Another offseason addition, that of Ecuadorian central midfielder Gruezo, might seem superfluous given the presence of Acosta and Ulloa, but managing the minutes of those players is among the reasons while FCD is atop the Western Conference as well as the Open Cup champion.
Like Kreis, Pareja values cohesion and chemistry higher than outright talent. All those elements, plus several more, must function together if a team is to succeed.
“I am very high on tactics and responsibilities toward the unit,” he said in an interview last December. “I always teach to the players that it doesn’t matter how much or how poorly you play individually, but the aspect that I pride most when I see soccer is how the unit behaves. It is one of my biggest pleasures to see a unit working together and the players being convinced about an idea and about concepts and fundamentals.”

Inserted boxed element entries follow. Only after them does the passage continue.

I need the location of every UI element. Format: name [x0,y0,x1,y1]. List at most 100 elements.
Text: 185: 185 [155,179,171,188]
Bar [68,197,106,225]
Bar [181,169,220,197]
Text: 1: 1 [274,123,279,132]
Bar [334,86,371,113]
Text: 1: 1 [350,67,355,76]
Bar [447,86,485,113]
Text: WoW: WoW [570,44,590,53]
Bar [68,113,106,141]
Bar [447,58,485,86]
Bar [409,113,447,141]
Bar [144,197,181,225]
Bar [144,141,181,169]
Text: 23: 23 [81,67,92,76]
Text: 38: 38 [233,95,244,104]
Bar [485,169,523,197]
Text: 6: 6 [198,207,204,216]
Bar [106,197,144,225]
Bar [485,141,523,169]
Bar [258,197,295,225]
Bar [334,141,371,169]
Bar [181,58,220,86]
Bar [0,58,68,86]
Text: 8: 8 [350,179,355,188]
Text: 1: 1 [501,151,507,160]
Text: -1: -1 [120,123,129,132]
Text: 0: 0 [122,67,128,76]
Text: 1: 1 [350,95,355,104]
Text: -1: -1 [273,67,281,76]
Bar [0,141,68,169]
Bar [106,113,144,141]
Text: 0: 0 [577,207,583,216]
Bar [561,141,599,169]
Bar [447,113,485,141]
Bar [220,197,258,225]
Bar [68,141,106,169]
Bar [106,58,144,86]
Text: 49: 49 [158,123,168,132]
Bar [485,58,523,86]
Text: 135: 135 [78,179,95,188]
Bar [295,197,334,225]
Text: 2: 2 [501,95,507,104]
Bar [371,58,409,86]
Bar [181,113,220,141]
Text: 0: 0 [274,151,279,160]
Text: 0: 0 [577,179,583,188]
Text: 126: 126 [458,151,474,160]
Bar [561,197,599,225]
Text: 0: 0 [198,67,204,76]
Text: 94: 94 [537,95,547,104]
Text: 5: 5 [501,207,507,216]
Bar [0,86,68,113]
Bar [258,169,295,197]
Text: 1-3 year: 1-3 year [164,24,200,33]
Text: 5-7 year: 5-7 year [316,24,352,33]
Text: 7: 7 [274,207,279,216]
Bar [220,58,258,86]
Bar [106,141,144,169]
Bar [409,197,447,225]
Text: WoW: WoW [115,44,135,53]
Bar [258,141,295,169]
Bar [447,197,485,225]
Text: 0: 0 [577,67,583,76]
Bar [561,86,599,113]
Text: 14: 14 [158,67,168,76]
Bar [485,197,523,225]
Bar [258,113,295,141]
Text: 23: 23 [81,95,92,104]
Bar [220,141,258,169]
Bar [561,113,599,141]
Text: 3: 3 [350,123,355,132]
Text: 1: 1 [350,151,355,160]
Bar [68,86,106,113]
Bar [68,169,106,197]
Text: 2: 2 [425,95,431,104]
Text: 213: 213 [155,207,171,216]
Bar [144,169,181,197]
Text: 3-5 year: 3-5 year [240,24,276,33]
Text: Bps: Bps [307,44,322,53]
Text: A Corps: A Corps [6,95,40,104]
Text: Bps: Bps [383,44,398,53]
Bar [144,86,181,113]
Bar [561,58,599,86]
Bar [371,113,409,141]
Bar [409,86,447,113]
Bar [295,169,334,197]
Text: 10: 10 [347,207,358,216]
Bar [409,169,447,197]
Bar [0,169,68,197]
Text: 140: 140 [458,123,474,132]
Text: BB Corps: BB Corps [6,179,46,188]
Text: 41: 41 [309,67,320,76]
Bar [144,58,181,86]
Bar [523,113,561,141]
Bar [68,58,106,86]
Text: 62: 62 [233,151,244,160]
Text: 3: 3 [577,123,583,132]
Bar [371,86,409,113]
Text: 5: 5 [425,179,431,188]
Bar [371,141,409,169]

New England’s early goal -- Gerson Koffie stole a ball in midfield and fed Juan Agudelo to score in the sixth minute -- only briefly fazed FCD, which equalized in the 15th minute when Urruti cushioned a Diaz feed and drilled his shot home. FCD exploited an injury to Koffie by throttling the Revs in midfield and were seldom troubled after piling up a 4-1 lead.
New England rejiggered its formation when Kei Kamara replaced Koffie, and again at the end of the first half by replacing Je-Vaughn Watson with left back Chris Tierney. FCD quashed the Revs’ attackers and carved open their back line time and time again. Defender Matt Hedges, who headed a Diaz serve for the winning goal, and Walker Zimmerman kept clean the goalmouth in front of keeper Chris Seitz.
Both teams have to move on quickly and resume league play this weekend. The Revs are in Montreal, FCD resumes its Supporters’ Shield quest in Yankee Stadium against New York City FC. Talk of a treble will significantly increase but not within the walls of the only eligible organization.
“We have got through a lot of tough moments in the season so far,” said Pareja. “Just three days ago we felt like we were playing in another final against Colorado. We lost an important game. The team bounced back tonight.
“The game was another example of them proving their character. They were able to come back in the game and score the goals and give us this time to celebrate. It’s the character of this team and it comes from many angles but if I had to give it one, it would be the team’s commitment to this franchise.”